В 30-е гг. советское общество становилось все более закрытым и идеологизированным. Это время было тяжелым для советско-польских отношений, которые после краткого периода оживления в 1933-1934 гг., связанного с подписанием СССР и Польшей пакта о ненападении 14, постоянно ухудшались; область контактов сужалась, а с сентября 1939 г. они прервались совсем. В этих условиях, естественно, положительный польский образ не мог развиваться, старые стереотипы могли лишь ужесточаться, довлел классовый подход. И все же даже в этой обстановке мастерам культуры удавалось создавать шедевры. Одним из них стал фильм М.И. Ромма «Мечта», где играли замечательные актеры – Ф.Г. Раневская, А. Войцик, Е. Кузьмина, М. Астангов, Р.Я. Плятт и др. Фильм вышел на экран вскоре после присоединения к СССР Западной Украины и Западной Белоруссии и показывал Польшу накануне этих событий. Он грешил известной наивностью и схематичностью в изображении «заграничной» жизни, происходивших и от заданности темы, и из-за оторванности советского кино от мирового, но все это заметно только теперь. Тогда же решающим было создание на экране прекрасных образов простых людей Польши. И потому этот фильм работал на формирование позитивного польского стереотипа 15.
Но в целом влияние политики и идеологии на процесс формирования образа Польши и поляков в советское время было очень сильным, и образ складывался тенденциозный. То же влияние определило важный новый поворот в этом процессе в период Великой Отечественной войны. Если в сентябре 1939 г. В.М. Молотов назвал Польшу «ублюдочным государством», возрождая дореволюционный стереотип о ее нежизнеспособности 16, то после того как советские люди и поляки стали союзниками в борьбе с фашизмом, тон советской печати изменился. Он менялся и впоследствии, вслед за поворотами отношений Москвы с лондонским правительством Сикорского, Катынским делом, выводом армии Андерса из СССР вплоть до создания Польского Комитета национального возрождения и формирования Войска Польского на советской территории. Не случайно в эти годы появился фильм «Зигмунд Колосовский», представивший героя – умного, ловкого, обаятельного польского разведчика.
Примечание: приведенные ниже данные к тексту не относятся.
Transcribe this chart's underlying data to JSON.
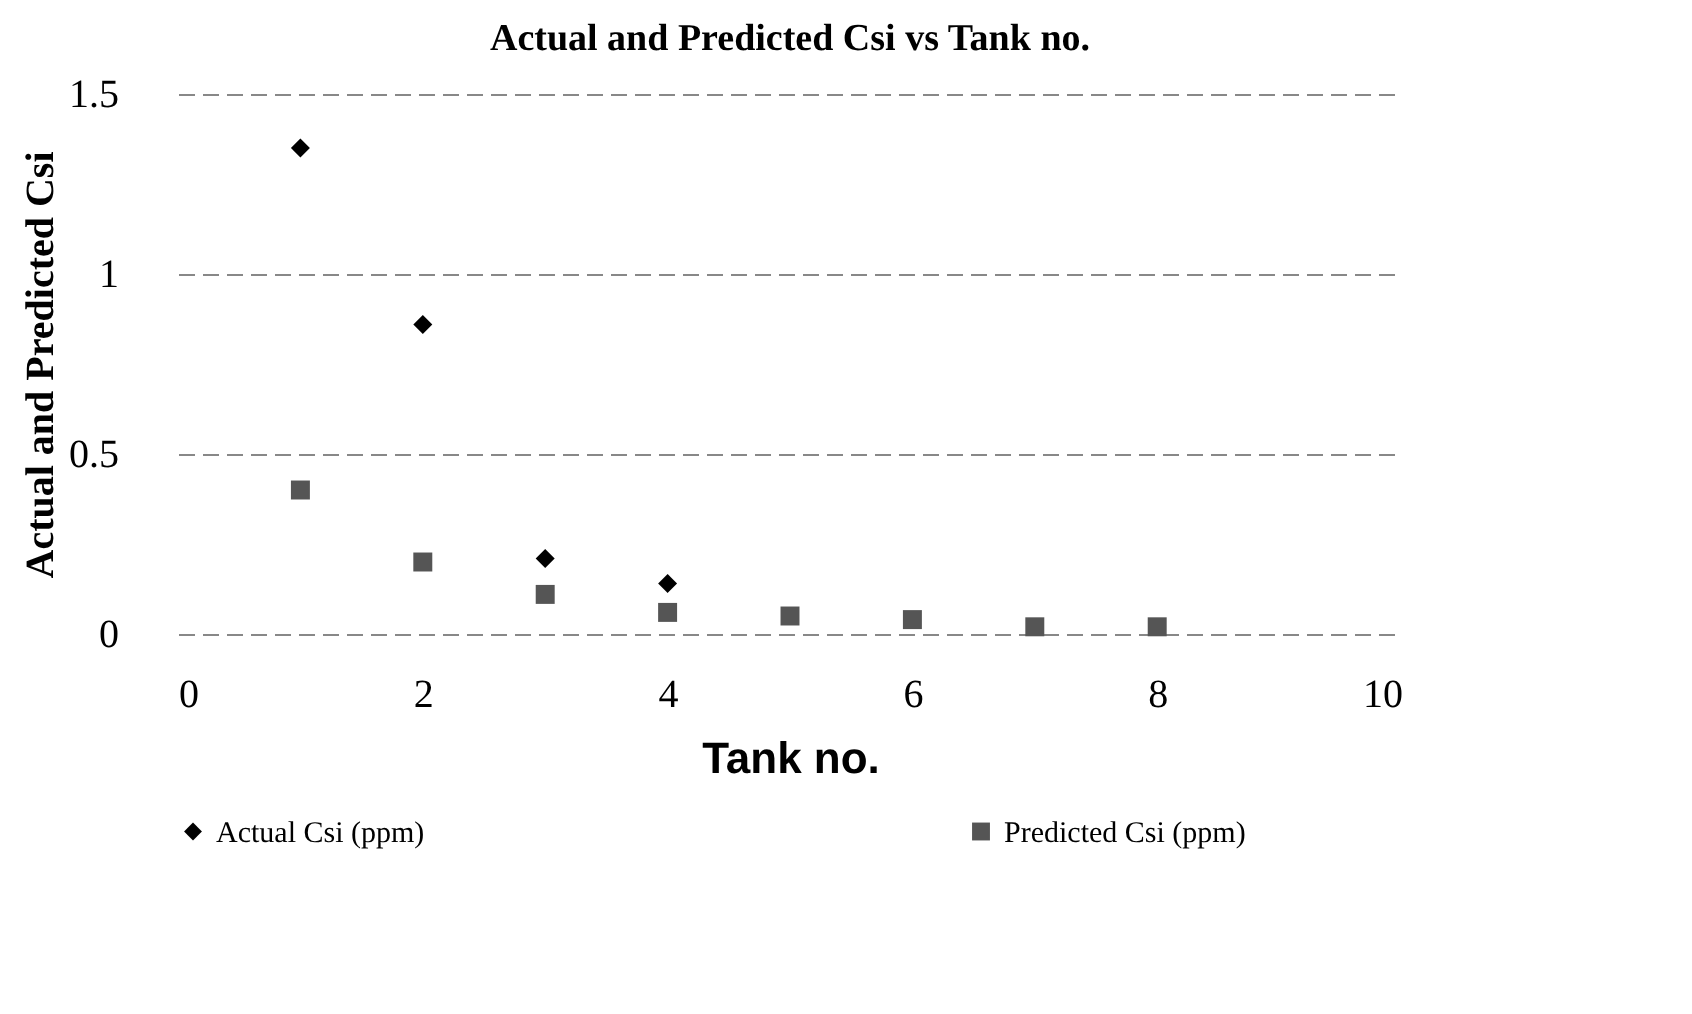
{
  "chart_data": {
    "type": "scatter",
    "title": "Actual and Predicted Csi vs Tank no.",
    "xlabel": "Tank no.",
    "ylabel": "Actual and Predicted Csi",
    "x": [
      1,
      2,
      3,
      4,
      5,
      6,
      7,
      8
    ],
    "series": [
      {
        "name": "Actual Csi (ppm)",
        "color": "#000000",
        "marker": "diamond",
        "values": [
          1.35,
          0.86,
          0.21,
          0.14,
          null,
          null,
          null,
          null
        ]
      },
      {
        "name": "Predicted Csi (ppm)",
        "color": "#555555",
        "marker": "square",
        "values": [
          0.4,
          0.2,
          0.11,
          0.06,
          0.05,
          0.04,
          0.02,
          0.02
        ]
      }
    ],
    "xlim": [
      0,
      10
    ],
    "xticks": [
      0,
      2,
      4,
      6,
      8,
      10
    ],
    "ylim": [
      0,
      1.5
    ],
    "yticks": [
      0,
      0.5,
      1,
      1.5
    ],
    "grid": "y",
    "legend": "bottom"
  }
}
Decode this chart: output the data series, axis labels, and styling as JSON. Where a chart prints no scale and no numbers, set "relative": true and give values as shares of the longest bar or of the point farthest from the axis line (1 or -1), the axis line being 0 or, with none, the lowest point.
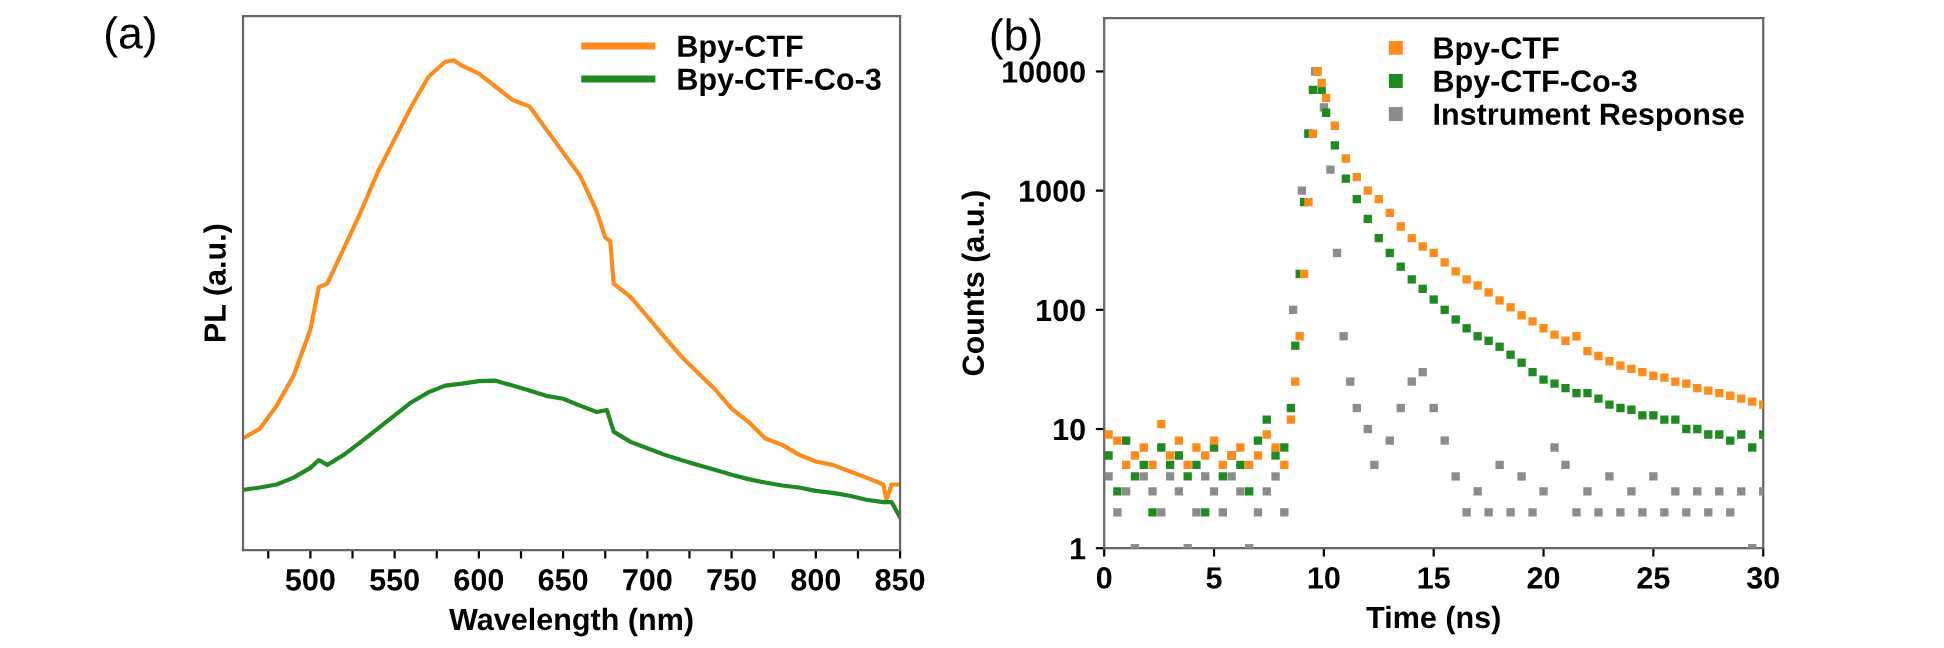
{
  "chart_data": [
    {
      "type": "line",
      "relative": true,
      "xlabel": "Wavelength (nm)",
      "ylabel": "PL (a.u.)",
      "annotations": [
        "(a)"
      ],
      "legend": "top right",
      "tick_labels": "x",
      "grid": false,
      "xlim": [
        460,
        850
      ],
      "xticks": [
        {
          "value": 475,
          "label": null
        },
        500,
        {
          "value": 525,
          "label": null
        },
        550,
        {
          "value": 575,
          "label": null
        },
        600,
        {
          "value": 625,
          "label": null
        },
        650,
        {
          "value": 675,
          "label": null
        },
        700,
        {
          "value": 725,
          "label": null
        },
        750,
        {
          "value": 775,
          "label": null
        },
        800,
        {
          "value": 825,
          "label": null
        },
        850
      ],
      "series": [
        {
          "name": "Bpy-CTF",
          "color": "#ff8c1a",
          "x": [
            460,
            470,
            480,
            490,
            500,
            505,
            510,
            520,
            530,
            540,
            550,
            560,
            570,
            580,
            585,
            590,
            600,
            610,
            620,
            630,
            640,
            650,
            660,
            670,
            675,
            678,
            680,
            690,
            700,
            710,
            720,
            730,
            740,
            750,
            760,
            770,
            780,
            790,
            800,
            810,
            820,
            830,
            840,
            842,
            845,
            850
          ],
          "values": [
            0.228,
            0.248,
            0.295,
            0.356,
            0.45,
            0.537,
            0.544,
            0.617,
            0.691,
            0.772,
            0.839,
            0.906,
            0.966,
            0.997,
            1.0,
            0.989,
            0.973,
            0.946,
            0.919,
            0.906,
            0.859,
            0.812,
            0.765,
            0.691,
            0.638,
            0.631,
            0.544,
            0.517,
            0.477,
            0.436,
            0.396,
            0.362,
            0.329,
            0.289,
            0.262,
            0.228,
            0.215,
            0.195,
            0.181,
            0.174,
            0.161,
            0.148,
            0.134,
            0.103,
            0.134,
            0.134
          ]
        },
        {
          "name": "Bpy-CTF-Co-3",
          "color": "#1f8a1f",
          "x": [
            460,
            470,
            480,
            490,
            500,
            505,
            510,
            520,
            530,
            540,
            550,
            560,
            570,
            580,
            590,
            600,
            610,
            620,
            630,
            640,
            650,
            660,
            670,
            676,
            680,
            690,
            700,
            710,
            720,
            730,
            740,
            750,
            760,
            770,
            780,
            790,
            800,
            810,
            820,
            830,
            840,
            845,
            850
          ],
          "values": [
            0.123,
            0.128,
            0.134,
            0.148,
            0.168,
            0.184,
            0.174,
            0.195,
            0.221,
            0.248,
            0.275,
            0.302,
            0.322,
            0.336,
            0.34,
            0.345,
            0.346,
            0.336,
            0.326,
            0.315,
            0.309,
            0.295,
            0.282,
            0.286,
            0.242,
            0.221,
            0.208,
            0.195,
            0.184,
            0.174,
            0.164,
            0.154,
            0.145,
            0.138,
            0.132,
            0.128,
            0.121,
            0.117,
            0.111,
            0.103,
            0.098,
            0.098,
            0.067
          ]
        }
      ]
    },
    {
      "type": "scatter",
      "xlabel": "Time (ns)",
      "ylabel": "Counts (a.u.)",
      "annotations": [
        "(b)"
      ],
      "legend": "top right",
      "log": "y",
      "marker": "square",
      "grid": false,
      "xlim": [
        0,
        30
      ],
      "xticks": [
        0,
        5,
        10,
        15,
        20,
        25,
        30
      ],
      "ylim": [
        1,
        28000
      ],
      "yticks": [
        1,
        10,
        100,
        1000,
        10000
      ],
      "series": [
        {
          "name": "Bpy-CTF",
          "color": "#ff8c1a",
          "x": [
            0.2,
            0.6,
            1.0,
            1.4,
            1.8,
            2.2,
            2.6,
            3.0,
            3.4,
            3.8,
            4.2,
            4.6,
            5.0,
            5.4,
            5.8,
            6.2,
            6.6,
            7.0,
            7.4,
            7.8,
            8.2,
            8.5,
            8.7,
            8.9,
            9.1,
            9.3,
            9.5,
            9.7,
            9.9,
            10.1,
            10.5,
            11,
            11.5,
            12,
            12.5,
            13,
            13.5,
            14,
            14.5,
            15,
            15.5,
            16,
            16.5,
            17,
            17.5,
            18,
            18.5,
            19,
            19.5,
            20,
            20.5,
            21,
            21.5,
            22,
            22.5,
            23,
            23.5,
            24,
            24.5,
            25,
            25.5,
            26,
            26.5,
            27,
            27.5,
            28,
            28.5,
            29,
            29.5,
            30
          ],
          "values": [
            9,
            8,
            5,
            6,
            7,
            5,
            11,
            6,
            8,
            5,
            7,
            6,
            8,
            5,
            6,
            7,
            5,
            6,
            9,
            7,
            5,
            12,
            25,
            60,
            200,
            800,
            3000,
            10000,
            8000,
            6000,
            3500,
            1860,
            1300,
            1000,
            850,
            650,
            500,
            400,
            340,
            300,
            250,
            210,
            180,
            160,
            140,
            120,
            105,
            90,
            80,
            70,
            62,
            55,
            60,
            45,
            41,
            37,
            34,
            32,
            30,
            28,
            27,
            25,
            24,
            22,
            21,
            20,
            19,
            18,
            17,
            16
          ]
        },
        {
          "name": "Bpy-CTF-Co-3",
          "color": "#1f8a1f",
          "x": [
            0.2,
            0.6,
            1.0,
            1.4,
            1.8,
            2.2,
            2.6,
            3.0,
            3.4,
            3.8,
            4.2,
            4.6,
            5.0,
            5.4,
            5.8,
            6.2,
            6.6,
            7.0,
            7.4,
            7.8,
            8.2,
            8.5,
            8.7,
            8.9,
            9.1,
            9.3,
            9.5,
            9.7,
            9.9,
            10.1,
            10.5,
            11,
            11.5,
            12,
            12.5,
            13,
            13.5,
            14,
            14.5,
            15,
            15.5,
            16,
            16.5,
            17,
            17.5,
            18,
            18.5,
            19,
            19.5,
            20,
            20.5,
            21,
            21.5,
            22,
            22.5,
            23,
            23.5,
            24,
            24.5,
            25,
            25.5,
            26,
            26.5,
            27,
            27.5,
            28,
            28.5,
            29,
            29.5,
            30
          ],
          "values": [
            6,
            3,
            8,
            4,
            5,
            2,
            7,
            5,
            6,
            4,
            5,
            2,
            7,
            4,
            6,
            5,
            3,
            8,
            12,
            6,
            7,
            15,
            50,
            200,
            800,
            3000,
            7000,
            10000,
            7000,
            4500,
            2400,
            1260,
            850,
            580,
            400,
            300,
            230,
            180,
            150,
            122,
            100,
            83,
            70,
            60,
            55,
            49,
            42,
            36,
            30,
            26,
            24,
            22,
            20,
            20,
            18,
            16,
            15,
            14.5,
            13,
            13,
            12,
            12,
            10,
            10,
            9,
            9,
            8,
            9,
            7,
            9
          ]
        },
        {
          "name": "Instrument Response",
          "color": "#8c8c8c",
          "x": [
            0.2,
            0.6,
            1.0,
            1.4,
            1.8,
            2.2,
            2.6,
            3.0,
            3.4,
            3.8,
            4.2,
            4.6,
            5.0,
            5.4,
            5.8,
            6.2,
            6.6,
            7.0,
            7.4,
            7.8,
            8.2,
            8.6,
            9.0,
            9.3,
            9.6,
            10.0,
            10.3,
            10.6,
            10.9,
            11.2,
            11.5,
            12,
            12.3,
            13,
            13.5,
            14,
            14.5,
            15,
            15.5,
            16,
            16.5,
            17,
            17.5,
            18,
            18.5,
            19,
            19.5,
            20,
            20.5,
            21,
            21.5,
            22,
            22.5,
            23,
            23.5,
            24,
            24.5,
            25,
            25.5,
            26,
            26.5,
            27,
            27.5,
            28,
            28.5,
            29,
            29.5,
            30
          ],
          "values": [
            4,
            2,
            3,
            1,
            4,
            3,
            2,
            4,
            3,
            1,
            2,
            4,
            3,
            2,
            4,
            3,
            1,
            2,
            3,
            4,
            2,
            100,
            1000,
            3000,
            10000,
            5000,
            1500,
            300,
            60,
            25,
            15,
            10,
            5,
            8,
            15,
            25,
            30,
            15,
            8,
            4,
            2,
            3,
            2,
            5,
            2,
            4,
            2,
            3,
            7,
            5,
            2,
            3,
            2,
            4,
            2,
            3,
            2,
            4,
            2,
            3,
            2,
            3,
            2,
            3,
            2,
            3,
            1,
            3
          ]
        }
      ]
    }
  ]
}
После войны, когда Польша стала часть социалистического блока, официальная советская пропаганда должна была отказаться от негативного польского стереотипа. Провозглашался курс на интернационализм и укрепление дружбы народов, но в действительности внутри «социалистического лагеря» осуществлялся диктат Советского Союза. Идеологический заказ определял трактовку советской наукой истории Польши и ее отношений с Россией и СССР, существовало «табу» на освещение ряда тем. В том числе не разрабатывалась проблема национальных стереотипов 17. Все это не способствовало установлению подлинно дружественных и братских советско-польских отношений и рождению новых положительных взаимных представлений. Вместе с тем в период войны и послевоенные годы возникли массовые контакты поляков и советских людей. В СССР стали доступны польская литература и пресса, произошло знакомство с культурой и искусством Польши. Особенно популярны стали польский кинематограф и эстрада. Характерно, что на основе польских сатирических текстов были созданы образы пользовавшейся огромным успехом в течение многих лет телевизионной передачи «Кабачок 13 стульев». Юмор и остроумие – эти черты поляков были оценены по достоинству и включены в стереотип.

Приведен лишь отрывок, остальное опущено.